NFL Reverses Call On Church Parties
The NFL, which found itself on the receiving end of protests and controversy after it objected to churches showing the Super Bowl on big-screen televisions, has reversed course and will now permit the viewings.
In a letter to Sen. Orrin G. Hatch (R-Utah), NFL Commissioner Roger Goodell said the league would not object to "live showings -- regardless of screen size -- of the Super Bowl" by religious organizations.
In response to questions from Hatch, Goodell said in the letter, dated Feb. 19, the NFL will implement the policy starting with next year's Super Bowl.
A story in The Washington Post about churches -- most of them evangelical -- canceling their Super Bowl parties because they were afraid of lawsuits from the NFL if they showed the game on their jumbo screens kicked up a storm of protest on Capitol Hill and among some conservative leaders.
The league has said that organizations that host public viewings of its games on television screens larger than 55 inches violate its copyright. Sports bars are exempted. Last year, the league sent letters to two churches advising them of the policy.
In response, Sen. Arlen Specter (R-Pa.) proposed legislation that would allow houses of worship to show football games on big-screen televisions and raised the issue with Goodell at a meeting last week. Other congressional representatives threatened similar bills.

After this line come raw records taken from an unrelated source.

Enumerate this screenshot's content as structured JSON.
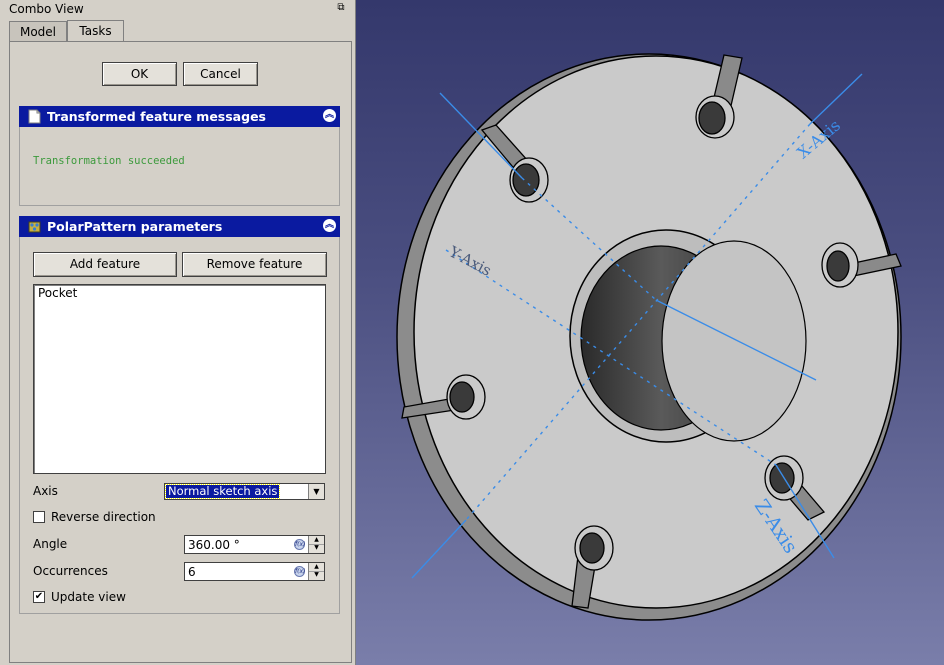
{
  "window": {
    "title": "Combo View"
  },
  "tabs": [
    {
      "label": "Model",
      "active": false
    },
    {
      "label": "Tasks",
      "active": true
    }
  ],
  "dialog": {
    "ok_label": "OK",
    "cancel_label": "Cancel"
  },
  "messages_section": {
    "title": "Transformed feature messages",
    "message": "Transformation succeeded"
  },
  "params_section": {
    "title": "PolarPattern parameters",
    "add_feature_label": "Add feature",
    "remove_feature_label": "Remove feature",
    "features": [
      "Pocket"
    ],
    "axis_label": "Axis",
    "axis_value": "Normal sketch axis",
    "reverse_label": "Reverse direction",
    "reverse_checked": false,
    "angle_label": "Angle",
    "angle_value": "360.00 °",
    "occurrences_label": "Occurrences",
    "occurrences_value": "6",
    "update_view_label": "Update view",
    "update_view_checked": true
  },
  "viewport": {
    "axis_labels": {
      "x": "X-Axis",
      "y": "Y-Axis",
      "z": "Z-Axis"
    },
    "colors": {
      "axis_line": "#3a8ce8",
      "part_face": "#c8c8c8",
      "background_top": "#34386c",
      "background_bottom": "#7a7eaa",
      "header_blue": "#0a1aa0",
      "message_green": "#3c9a3c"
    }
  },
  "icons": {
    "float": "float-window-icon",
    "messages": "document-icon",
    "params": "polar-pattern-icon",
    "collapse": "collapse-chevron-icon",
    "fx": "expression-fx-icon"
  }
}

In its letter, the NFL said it would not object to big-screen viewings in the churches as long as the showings are free and are on premises that the church uses on a "routine and customary" basis.
Yesterday, public officials and church leaders praised the NFL's action.
In a statement, Hatch said he was grateful that the NFL was making the accommodation. "Many families want to enjoy the Super Bowl in a group atmosphere -- but obviously aren't going to take their kids to a sports bar."
Steve Holley, executive pastor of Immanuel Bible Church in Springfield, which canceled its big-screen Super Bowl party this year because it feared a lawsuit, said he is thrilled at the new policy.
"It's decided to set aside profit for community spirit," Holley said. "I'm encouraged by that."